September 23, 2019 — The first-ever patient radiation therapy treatments generated with machine learning in the RayStation treatment planning system (TPS) have been conducted. Patients with localized prostate cancer are being treated with the technology at the Princess Margaret Cancer Centre in Toronto, Canada, as part of a comprehensive evaluation study.

RaySearch released the machine learning features in RayStation 8B in late December 2018. This technology has been developed by RaySearch’s in-house machine learning department in collaboration with researchers at the Princess Margaret Cancer Centre and Techna Institute, crystalizing years of cutting-edge research led by medical physicist Tom Purdie, Ph.D., and computer scientist Chris McIntosh, Ph.D. The features represent the first applications of machine learning in a TPS on the radiation oncology market, according to RaySearch, producing high-quality radiation treatment plans in only minutes, without the need for any user intervention.

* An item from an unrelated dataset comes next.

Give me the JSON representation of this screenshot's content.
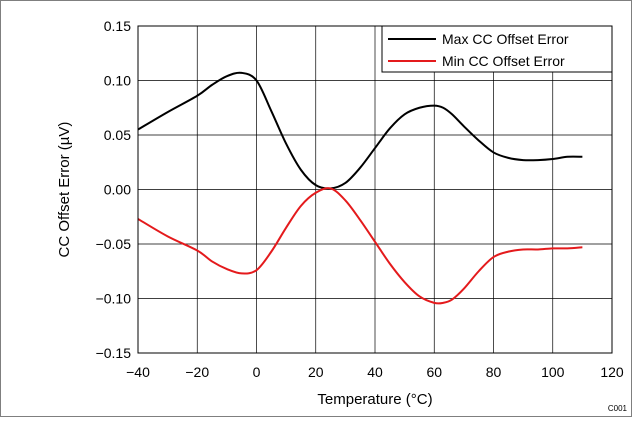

Since May 2019, every patient with localized prostate cancer treated at the Princess Margaret has been part of a prospective initiative under the direction of radiation oncologist Alejandro Berlin, M.D. The initiative was launched after observing excellent clinical results in a retrospective evaluation study conducted during 2018, in which machine learning plans were preferred or deemed equivalent to previous manual plans based on three blinded expert reviewers in 94 percent of cases.

The ongoing phase of this study presents physicians with two blinded treatment plans: a manually generated plan and a machine learning plan. The selected plan undergoes standard peer-review and quality assurance, and then patients proceed to treatment delivery with the preferred plan.

This worldwide endeavor will provide unique data to quantify the performance and preferability of machine learning plans in the real-world environment.

Berlin said, “It has been really exciting for the team to help materialize this machine learning advancement in the radiation oncology field, including deployment into the clinical realm. Our positive results to date validate our observations about the robustness of this planning solution”.